As oscilações entre períodos de intensa preocupação com questões públicas e outros de quase total concentração no desenvolvimento e bem-estar individuais podem ser entendidas a partir das opções de afastamento (saída) ou manifestação (voz) de grandes massas de indivíduos que avaliam seus envolvimentos em uma das duas esferas. Desta forma, Hirschman (1983) constrói uma fenomenologia de engajamentos e decepções que considera tanto a dedicação aos atos de consumo privado quanto o envolvimento em questões públicas como práticas que geram satisfação e decepção.
Desta forma, o ciclo privado-público-privado de comportamento coletivo compreende duas mudanças fundamentais e cíclicas ao longo do tempo.
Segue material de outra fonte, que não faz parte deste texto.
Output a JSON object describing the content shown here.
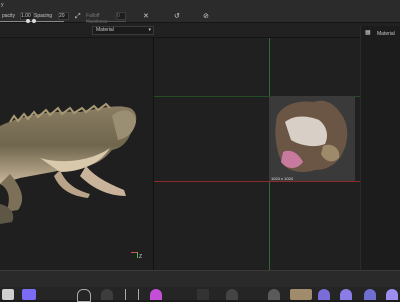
{
  "toolbar": {
    "app_fragment": "y",
    "opacity_label": "pacity",
    "opacity_value": "1.00",
    "spacing_label": "Spacing",
    "spacing_value": "20",
    "falloff_label": "Falloff",
    "falloff_value": "0",
    "hardness_label": "Hardness"
  },
  "subbar": {
    "material_dropdown": "Material"
  },
  "right_panel": {
    "material_label": "Material"
  },
  "viewport_right": {
    "thumbnail_caption": "1024 x 1024"
  },
  "axis_gizmo": {
    "z_label": "Z"
  },
  "colors": {
    "background": "#1b1b1b",
    "toolbar": "#2b2b2b",
    "accent_green": "#2e6b2e",
    "accent_red": "#8a2a2a",
    "shelf_purple": "#7b6cf5"
  },
  "icons": [
    "picker-icon",
    "close-icon",
    "reset-icon",
    "link-icon",
    "layout-icon",
    "axis-gizmo-icon"
  ]
}
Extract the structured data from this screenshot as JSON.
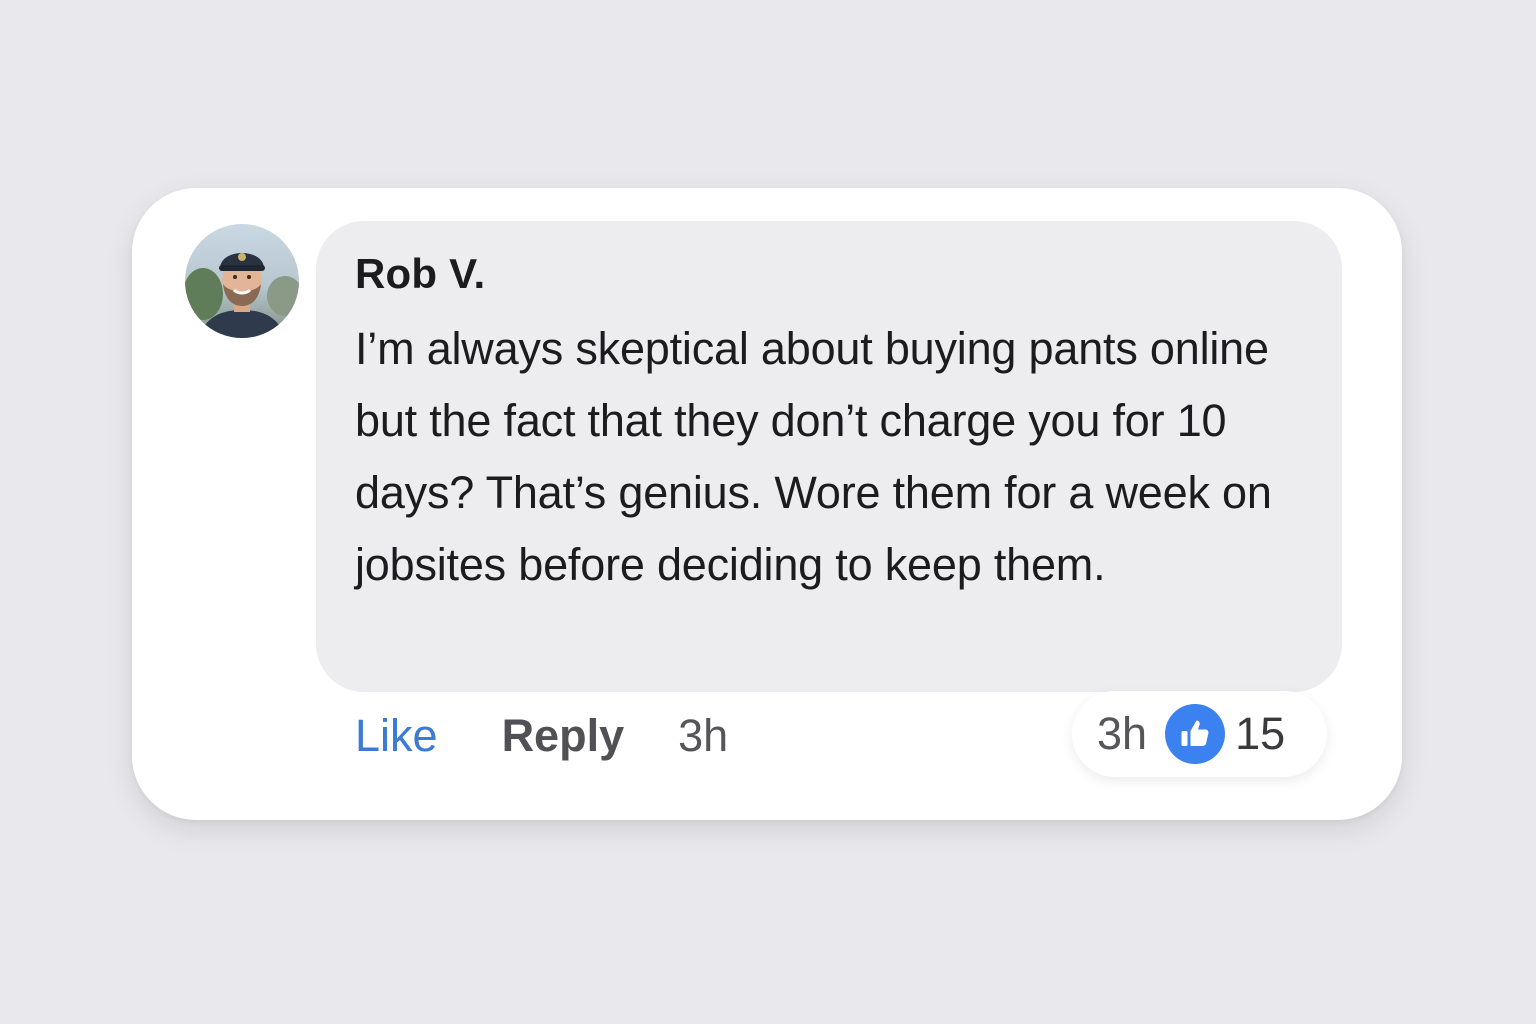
{
  "comment": {
    "author": "Rob V.",
    "text": "I’m always skeptical about buying pants online but the fact that they don’t charge you for 10 days? That’s genius. Wore them for a week on jobsites before deciding to keep them.",
    "avatar_icon": "user-avatar-photo"
  },
  "actions": {
    "like_label": "Like",
    "reply_label": "Reply",
    "time": "3h"
  },
  "reactions": {
    "time": "3h",
    "icon": "thumbs-up-icon",
    "count": "15",
    "badge_color": "#3b82f0"
  },
  "colors": {
    "background": "#e9e9ed",
    "card": "#ffffff",
    "bubble": "#ededf0",
    "like_link": "#3a7bd5"
  }
}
A primeira é a passagem da dedicação às atividades privadas para a dedicação às atividades da esfera pública. As atitudes de afastamento e manifestação surgem como reações à decepção com a dedicação às atividades de consumo em busca da felicidade, que, frequentemente, desembocam em ações na esfera pública.
A segunda envolve a decepção com o processo de participação na vida pública na medida em que os indivíduos que se dedicam a atividades públicas não distinguem claramente entre lutas e conquistas, ou entre custos e benefícios, das ações coletivas. Desta forma, a própria luta pode ser vista como benefício da dedicação a uma atividade política quando esta é considerada agradável e realizadora do desenvolvimento individual.
Entretanto, Hirschman (1983) mostra como a dedicação em ações coletivas pode se tornar excessiva e frustrante, causando decepção, especialmente quando estas atividades tomam mais tempo do que um indivíduo esperava antes de se envolver com elas. Este erro de projeção dos indivíduos, entre a expectativa de uma atividade agradável e a experiência real, faz com que eles retornem à esfera privada, fechando o ciclo privado-público-privado.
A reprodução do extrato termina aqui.